Ce policier en faction sous l’anonymat confie : « Ce foirail est un danger pour les populations de Diamaguene. Les vaches qui passent par là pour aller à l’abattoir créent des embouteillages et nous mettent inutilement la pression. C’est difficile pour nous de devoir composer avec ces bêtes qui parfois agressent les gens. » Il n’est pas le seul d’ailleurs à se plaindre. Ousmane Diouf, 60 ans passés ne cache pas son amertume. Selon lui, il est inadmissible que les populations restent impuissantes face à l’insécurité que pose la proximité du foirail avec Diamaguene. Il raconte : « Un jour, je suis témoin d’un incident malheureux. Un vieux plus âgé que moi a été malmené par un bœuf furieux. Il a été envoyé à terre par la vache qui l’a trainé dans la boue et lui a marché dessus ».

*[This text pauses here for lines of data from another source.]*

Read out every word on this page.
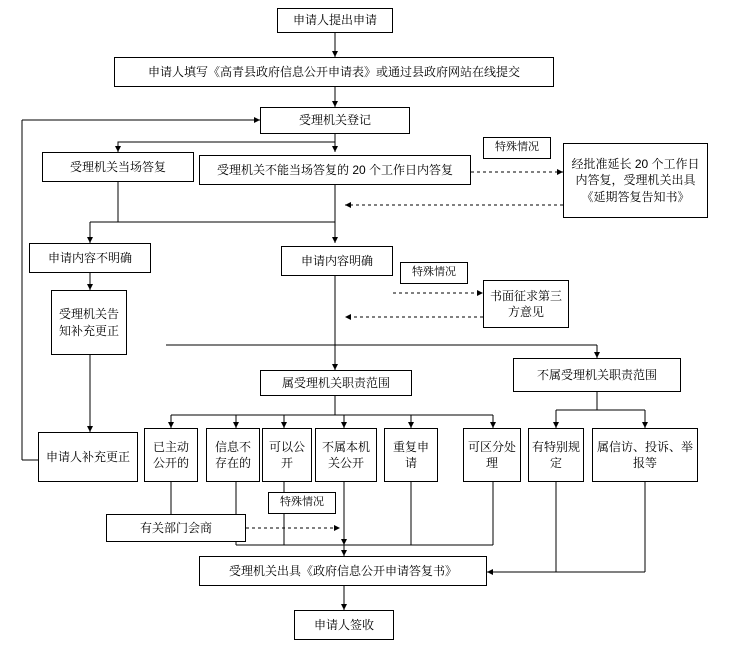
申请人提出申请
申请人填写《高青县政府信息公开申请表》或通过县政府网站在线提交
受理机关登记
受理机关当场答复	受理机关不能当场答复的 20 个工作日内答复	经批准延长 20 个工作日内答复，受理机关出具《延期答复告知书》
申请内容不明确	申请内容明确
书面征求第三方意见
受理机关告知补充更正
申请人补充更正
属受理机关职责范围
不属受理机关职责范围
已主动公开的
信息不存在的
可以公开
不属本机关公开
重复申请
可区分处理
有特别规定
属信访、投诉、举报等
有关部门会商
受理机关出具《政府信息公开申请答复书》
申请人签收
特殊情况
特殊情况
特殊情况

Aujourd’hui, la tension entre habitants de Diamaguene et marchands de vaches du foirail est réelle. Pour preuve, le mur en construction pour empêcher les bêtes  de franchir la voie publique est nuitamment terrassé par les populations qui soupçonnent les marchands de vouloir agrandir le foirail au lieu de vider les lieux. Et c’est là, dit-on, sur les lieux, l’expression manifeste de la volonté des habitants de Diamaguène d’exiger le tranfert du foirail.

Des altercations entre éleveurs et les populations sont fréquentes. Les commerçants qui tiennent boutique aux abords du passage des vaches se plaignent de la poussière soulevée par les troupeaux. Ndiouga Guèye, gérant d’une quincaillerie, s’en est ouvert à la municipalité qui ne semble pas se préoccuper de la question. « La Mairie n’a rien dit de rassurant au sujet du transfert du foirail. Elle est pourtant au courant des désagréments causés par le foirail. Les autorités municipales attendent certainement que l’irréparable se produise pour s’intéresser à la question », se désole-t-il.

Il faut dire que la question de transfert du foirail ne rencontre pas l’adhésion des acteurs. Le ministère de l’Élevage, d’après Malick Bâ, a proposé que le foirail soit transféré  vers Diamniadio, dans une zone déjà aménagée. Mais le problème qui se pose, souligne-t-il, « c’est la réticence des vendeurs de vaches qui ont construit des maisons à Diamaguene et ne souhaitent plus s’éloigner de chez eux. » Sur le transfert du foirail, bergers et vendeurs de vaches ne partagent pas le même avis. Les bergers qui sont fatigués de faire de longues distances à la recherche de pâturage attendent avec impatience l’application de la mesure de transférer le foirail. Un transfert qui va engendrer le déplacement d’un commerce de fourrage entretenu par des jeunes qui s’activent autour de la vente de la paille d’arachide dans un marché devenu une carte postale pour un visiteur qui se rend au foirail.